OHIO JUDGE SPLITS THE STAY:
U.S. District Court Judge Timothy Black did as he said he might: He ordered the state of Ohio Wednesday to include the names of both same-sex parents on the birth certificates of children born and adopted to four same-sex couples in a lawsuit challenging the state's ban on same-sex marriages. But he stayed his ruling that the state ban on recognizing marriages of same-sex couples is unconstitutional. The stay will remain pending review by the Sixth Circuit U.S. Court of Appeals. The case, Henry v. Wymyslo, was led by civil rights attorney-activist Al Gerhardstein in Cincinnati.

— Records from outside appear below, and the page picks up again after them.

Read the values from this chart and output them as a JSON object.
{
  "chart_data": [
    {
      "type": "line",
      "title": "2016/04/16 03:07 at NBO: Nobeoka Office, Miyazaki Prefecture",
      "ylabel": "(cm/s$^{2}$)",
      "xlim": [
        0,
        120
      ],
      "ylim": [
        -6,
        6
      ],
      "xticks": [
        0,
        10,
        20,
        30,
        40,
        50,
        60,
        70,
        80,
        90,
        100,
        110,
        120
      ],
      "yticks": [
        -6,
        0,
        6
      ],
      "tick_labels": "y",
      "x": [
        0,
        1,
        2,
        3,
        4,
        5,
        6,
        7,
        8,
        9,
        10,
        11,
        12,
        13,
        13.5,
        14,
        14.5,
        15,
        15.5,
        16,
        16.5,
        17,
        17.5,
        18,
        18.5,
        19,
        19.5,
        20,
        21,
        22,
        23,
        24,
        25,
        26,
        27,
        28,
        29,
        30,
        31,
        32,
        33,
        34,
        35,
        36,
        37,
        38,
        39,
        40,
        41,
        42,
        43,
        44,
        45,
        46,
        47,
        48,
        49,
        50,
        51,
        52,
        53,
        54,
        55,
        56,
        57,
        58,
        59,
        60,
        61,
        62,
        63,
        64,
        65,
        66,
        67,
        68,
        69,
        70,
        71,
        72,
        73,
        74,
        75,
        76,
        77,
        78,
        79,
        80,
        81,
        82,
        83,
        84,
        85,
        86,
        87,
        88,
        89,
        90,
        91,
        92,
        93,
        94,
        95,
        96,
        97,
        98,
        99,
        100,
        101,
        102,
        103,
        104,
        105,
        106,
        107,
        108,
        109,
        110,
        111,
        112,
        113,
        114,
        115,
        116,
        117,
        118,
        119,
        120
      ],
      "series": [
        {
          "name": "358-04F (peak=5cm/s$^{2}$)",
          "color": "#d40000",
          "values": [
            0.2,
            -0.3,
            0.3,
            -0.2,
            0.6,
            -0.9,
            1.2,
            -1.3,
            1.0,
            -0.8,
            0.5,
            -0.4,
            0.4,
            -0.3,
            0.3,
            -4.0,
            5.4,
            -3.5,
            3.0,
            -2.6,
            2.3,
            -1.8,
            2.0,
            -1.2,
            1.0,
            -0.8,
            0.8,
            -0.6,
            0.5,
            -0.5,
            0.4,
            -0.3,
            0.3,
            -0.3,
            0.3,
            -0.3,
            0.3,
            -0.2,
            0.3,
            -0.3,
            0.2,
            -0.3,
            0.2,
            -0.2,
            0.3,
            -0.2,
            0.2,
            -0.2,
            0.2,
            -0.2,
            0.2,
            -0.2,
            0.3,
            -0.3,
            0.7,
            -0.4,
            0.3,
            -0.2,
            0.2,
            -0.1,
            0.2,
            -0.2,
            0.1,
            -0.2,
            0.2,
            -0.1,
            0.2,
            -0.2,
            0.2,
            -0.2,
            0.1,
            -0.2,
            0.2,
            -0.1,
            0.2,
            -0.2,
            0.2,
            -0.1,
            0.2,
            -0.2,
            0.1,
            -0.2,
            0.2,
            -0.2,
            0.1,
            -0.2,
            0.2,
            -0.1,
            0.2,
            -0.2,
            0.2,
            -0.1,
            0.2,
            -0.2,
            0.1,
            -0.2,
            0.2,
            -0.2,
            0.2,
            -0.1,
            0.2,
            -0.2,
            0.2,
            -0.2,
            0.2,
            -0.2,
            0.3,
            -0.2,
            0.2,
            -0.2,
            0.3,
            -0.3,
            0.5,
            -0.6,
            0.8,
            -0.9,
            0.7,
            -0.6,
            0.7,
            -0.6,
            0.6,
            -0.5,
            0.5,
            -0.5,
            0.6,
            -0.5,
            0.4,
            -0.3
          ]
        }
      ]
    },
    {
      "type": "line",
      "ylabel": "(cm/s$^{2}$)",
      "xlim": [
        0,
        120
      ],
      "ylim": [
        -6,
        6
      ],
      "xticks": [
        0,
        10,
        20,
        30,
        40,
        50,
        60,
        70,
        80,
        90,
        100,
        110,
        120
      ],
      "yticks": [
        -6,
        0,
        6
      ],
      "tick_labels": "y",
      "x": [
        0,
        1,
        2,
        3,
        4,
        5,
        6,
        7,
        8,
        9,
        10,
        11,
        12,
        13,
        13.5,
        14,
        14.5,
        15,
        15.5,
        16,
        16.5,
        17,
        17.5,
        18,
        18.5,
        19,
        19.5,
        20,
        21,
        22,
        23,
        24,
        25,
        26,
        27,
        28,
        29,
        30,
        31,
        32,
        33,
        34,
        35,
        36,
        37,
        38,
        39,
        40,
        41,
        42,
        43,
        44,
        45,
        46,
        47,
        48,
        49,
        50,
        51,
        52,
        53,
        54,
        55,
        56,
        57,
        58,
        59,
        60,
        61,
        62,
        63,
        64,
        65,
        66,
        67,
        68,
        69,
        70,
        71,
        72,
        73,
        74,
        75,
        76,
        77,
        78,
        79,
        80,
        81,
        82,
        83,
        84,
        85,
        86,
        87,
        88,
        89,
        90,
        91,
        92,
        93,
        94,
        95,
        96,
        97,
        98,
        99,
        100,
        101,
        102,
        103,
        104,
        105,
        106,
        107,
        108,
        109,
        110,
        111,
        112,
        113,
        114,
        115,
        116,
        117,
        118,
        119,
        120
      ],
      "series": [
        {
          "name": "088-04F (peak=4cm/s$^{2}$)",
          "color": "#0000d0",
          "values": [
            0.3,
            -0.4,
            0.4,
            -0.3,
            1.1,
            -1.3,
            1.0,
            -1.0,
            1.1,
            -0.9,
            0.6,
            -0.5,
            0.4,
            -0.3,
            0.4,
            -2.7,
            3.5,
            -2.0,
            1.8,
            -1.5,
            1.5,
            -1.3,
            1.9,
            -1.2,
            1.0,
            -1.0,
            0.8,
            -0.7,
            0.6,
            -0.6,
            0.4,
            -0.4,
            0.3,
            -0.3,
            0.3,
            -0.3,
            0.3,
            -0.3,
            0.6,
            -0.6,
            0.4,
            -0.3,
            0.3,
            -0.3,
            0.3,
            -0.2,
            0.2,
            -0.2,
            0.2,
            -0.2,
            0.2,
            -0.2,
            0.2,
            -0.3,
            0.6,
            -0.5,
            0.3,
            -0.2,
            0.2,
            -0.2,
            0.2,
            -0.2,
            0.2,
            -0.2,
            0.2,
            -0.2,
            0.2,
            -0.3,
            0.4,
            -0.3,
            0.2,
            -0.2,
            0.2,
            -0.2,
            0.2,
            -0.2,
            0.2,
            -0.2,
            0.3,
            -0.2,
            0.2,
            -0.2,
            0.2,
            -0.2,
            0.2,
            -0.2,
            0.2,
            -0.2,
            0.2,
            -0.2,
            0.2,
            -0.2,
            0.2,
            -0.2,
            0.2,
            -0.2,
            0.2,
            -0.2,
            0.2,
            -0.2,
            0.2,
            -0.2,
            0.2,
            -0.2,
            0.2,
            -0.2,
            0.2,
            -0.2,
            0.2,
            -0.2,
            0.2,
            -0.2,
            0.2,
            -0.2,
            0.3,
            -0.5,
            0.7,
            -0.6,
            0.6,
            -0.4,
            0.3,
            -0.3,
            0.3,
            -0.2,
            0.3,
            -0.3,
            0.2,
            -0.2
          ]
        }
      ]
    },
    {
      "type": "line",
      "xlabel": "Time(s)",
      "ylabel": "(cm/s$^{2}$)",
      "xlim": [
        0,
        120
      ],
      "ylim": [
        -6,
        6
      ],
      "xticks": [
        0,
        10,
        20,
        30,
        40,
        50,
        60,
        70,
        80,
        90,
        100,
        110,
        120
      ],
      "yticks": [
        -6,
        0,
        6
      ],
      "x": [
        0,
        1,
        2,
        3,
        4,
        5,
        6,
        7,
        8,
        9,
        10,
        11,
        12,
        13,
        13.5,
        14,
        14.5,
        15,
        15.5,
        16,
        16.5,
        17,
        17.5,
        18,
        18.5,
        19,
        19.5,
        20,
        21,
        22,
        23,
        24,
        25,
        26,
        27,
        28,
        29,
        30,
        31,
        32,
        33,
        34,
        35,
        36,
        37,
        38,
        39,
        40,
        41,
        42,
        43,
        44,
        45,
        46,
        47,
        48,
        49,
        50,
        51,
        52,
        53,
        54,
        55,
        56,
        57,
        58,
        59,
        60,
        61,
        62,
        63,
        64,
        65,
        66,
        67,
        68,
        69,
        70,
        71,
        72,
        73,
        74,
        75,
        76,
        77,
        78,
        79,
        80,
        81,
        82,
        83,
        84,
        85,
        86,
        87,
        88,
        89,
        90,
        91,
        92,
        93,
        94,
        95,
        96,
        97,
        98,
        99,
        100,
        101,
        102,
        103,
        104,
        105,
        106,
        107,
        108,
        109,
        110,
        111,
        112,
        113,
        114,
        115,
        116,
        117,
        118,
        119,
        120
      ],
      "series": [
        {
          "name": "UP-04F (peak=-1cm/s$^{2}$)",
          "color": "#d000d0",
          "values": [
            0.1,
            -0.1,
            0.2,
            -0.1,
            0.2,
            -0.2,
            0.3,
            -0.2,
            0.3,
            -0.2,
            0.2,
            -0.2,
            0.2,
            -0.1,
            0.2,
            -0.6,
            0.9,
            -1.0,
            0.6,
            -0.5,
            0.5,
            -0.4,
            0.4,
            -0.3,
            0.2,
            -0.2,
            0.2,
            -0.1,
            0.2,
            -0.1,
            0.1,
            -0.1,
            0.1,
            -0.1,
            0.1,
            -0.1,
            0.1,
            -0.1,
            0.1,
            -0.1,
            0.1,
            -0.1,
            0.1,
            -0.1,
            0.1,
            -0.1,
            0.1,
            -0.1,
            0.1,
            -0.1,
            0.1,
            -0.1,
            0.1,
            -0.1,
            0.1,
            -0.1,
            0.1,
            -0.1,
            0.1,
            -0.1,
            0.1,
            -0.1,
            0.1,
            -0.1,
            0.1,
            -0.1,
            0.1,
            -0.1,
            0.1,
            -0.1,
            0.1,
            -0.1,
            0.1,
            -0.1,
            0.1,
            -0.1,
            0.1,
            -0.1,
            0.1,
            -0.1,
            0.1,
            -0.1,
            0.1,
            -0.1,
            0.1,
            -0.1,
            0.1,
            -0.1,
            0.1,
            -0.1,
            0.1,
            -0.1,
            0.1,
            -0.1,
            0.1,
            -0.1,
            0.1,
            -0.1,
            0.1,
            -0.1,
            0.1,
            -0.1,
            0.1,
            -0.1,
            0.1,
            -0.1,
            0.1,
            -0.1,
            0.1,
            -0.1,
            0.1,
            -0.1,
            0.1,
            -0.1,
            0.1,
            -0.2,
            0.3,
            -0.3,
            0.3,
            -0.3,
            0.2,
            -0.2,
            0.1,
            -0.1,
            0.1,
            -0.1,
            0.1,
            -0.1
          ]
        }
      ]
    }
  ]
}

DON'T MESS WITH ANYBODY IN TEXAS:
Texas Republican Governor Rick Perry is into a big-time scrap with lesbian Travis County District Attorney Rosemary Lehmberg, a Democrat. Lehmberg, who's gay, is the top prosecutorial officer for Travis County –the same county that runs the state's Public Integrity Unit which is charged with investigating wrongdoing by state officials. She's credited with convicting U.S. House Republican Majority Leader Tom DeLay in 2010 for money laundering (a case now on appeal to the state's high court for criminal appeals). But Lehmberg ran into trouble last April when police found her drunk and behind the wheel of a car in a church parking lot. Lehmberg acknowledged guilt, apologized, spent three weeks in jail, and entered a treatment program. But she refused calls from Perry and other Republican leaders to resign. Perry then claimed Lehmberg had “lost the public's confidence” and vetoed funding for her Public Integrity budget. Texans for Public Justice, a political watchdog group, charged that Perry is breaking the law by trying to coerce Lehmberg's resignation. And this week, a Texas judge seated a grand jury to look into those allegations. Perry has reported hired a defense attorney.
THE SILVER FORECAST:
Openly gay political data cruncher Nate Silver yesterday echoed predictions that are being heard more and more frequently these days: Republicans appear poised to take over the Senate in the mid-term elections this November. Silver's latest model “puts Democratic losses in the Senate at 6.8 seats….”
NORTH CAROLINA SOFTENS:
A poll this month in North Carolina indicates opposition to same-sex couples marrying has softened by eight points in the past two years. In May 2012, 61 percent of voters said yes to a ban on same-sex couples marrying. But a Public Policy Polling survey taken April 3-6 of 740 registered voters found only 53 percent still oppose same-sex marriage.